P‑frames can use data from previous frames to decompress and are more compressible than I‑frames.
B‑frames can use both previous and forward frames for data reference to get the highest amount of data compression.
When splitting a video with P-Frame and B-Frame into segments without re-encoding, the dependency chain breaks.
AV_PKT_FLAG_DISCARD
flag).For the purpose of working on the same dataset, we my build synthetic video (to be used as input).
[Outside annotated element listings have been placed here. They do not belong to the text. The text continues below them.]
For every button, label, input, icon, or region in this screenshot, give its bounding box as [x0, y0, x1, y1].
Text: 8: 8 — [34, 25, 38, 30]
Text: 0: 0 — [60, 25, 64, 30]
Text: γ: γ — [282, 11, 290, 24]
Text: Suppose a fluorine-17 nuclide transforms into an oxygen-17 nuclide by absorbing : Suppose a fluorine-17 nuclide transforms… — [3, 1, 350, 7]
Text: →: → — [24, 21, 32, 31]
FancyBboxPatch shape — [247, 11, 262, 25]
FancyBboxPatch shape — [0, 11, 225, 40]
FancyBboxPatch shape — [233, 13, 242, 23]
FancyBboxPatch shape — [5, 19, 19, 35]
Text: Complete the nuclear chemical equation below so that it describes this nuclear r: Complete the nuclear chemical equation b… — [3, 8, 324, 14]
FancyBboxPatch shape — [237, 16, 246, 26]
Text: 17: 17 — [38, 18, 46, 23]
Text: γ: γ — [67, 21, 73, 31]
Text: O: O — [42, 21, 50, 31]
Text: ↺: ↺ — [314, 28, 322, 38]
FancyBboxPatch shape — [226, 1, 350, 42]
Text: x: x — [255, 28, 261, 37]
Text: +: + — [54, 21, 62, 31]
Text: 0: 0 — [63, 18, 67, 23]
Building synthetic video with the following command:
ffmpeg -y -r 60 -f lavfi -i testsrc=size=384x256:rate=1 -vf "setpts=N/60/TB" -g 60 -vcodec libx265 -x265-params crf=28:bframes=3:b-adapt=0 -tag:v hvc1 -pix_fmt yuv420p -t 20 test_video.mp4
-g 60
set GOP size to 60 frames (insert a key frame every 60 frames).bframes=3:b-adapt=0
force 3 consecutive B-Frames.For verifying the number of I/P/B frames, we may use FFprobe:
ffprobe -i test_video.mp4 -show_frames -show_entries frame=pict_type
The output is like:
pict_type=I
pict_type=B
pict_type=B
pict_type=B
pict_type=P
pict_type=B
pict_type=B
pict_type=B
...
Segment the video by time (5 seconds per segment):
ffmpeg -i test_video.mp4 -f segment -vcodec copy -reset_timestamps 1 -segment_time 5 clips/part_%d.mp4
FFprobe counting:
297 1497 1200
300 1797 1200
300 2097 1200
303 2400 1200
FFmpeg counting:
frame= 297
frame= 297
frame= 297
frame= 300
As you can see, the result is consistent with your output.
We may identify the "discarded" packets using FFprobe:
ffprobe -i part_1.mp4 -show_packets
Look for flags=_D
.
Packet with flags=_D
is marked as "discarded"
Note: In a video stream every packet matches a frame.
FFprobe output begins with:
flags=K_
flags=_D
flags=_D
flags=_D
flags=__
flags=__
flags=__
...
For every middle segment, 3 packets are marked as "discarded", and that is the reason for the 3 missing frames in FFmpeg compared to FFprobe.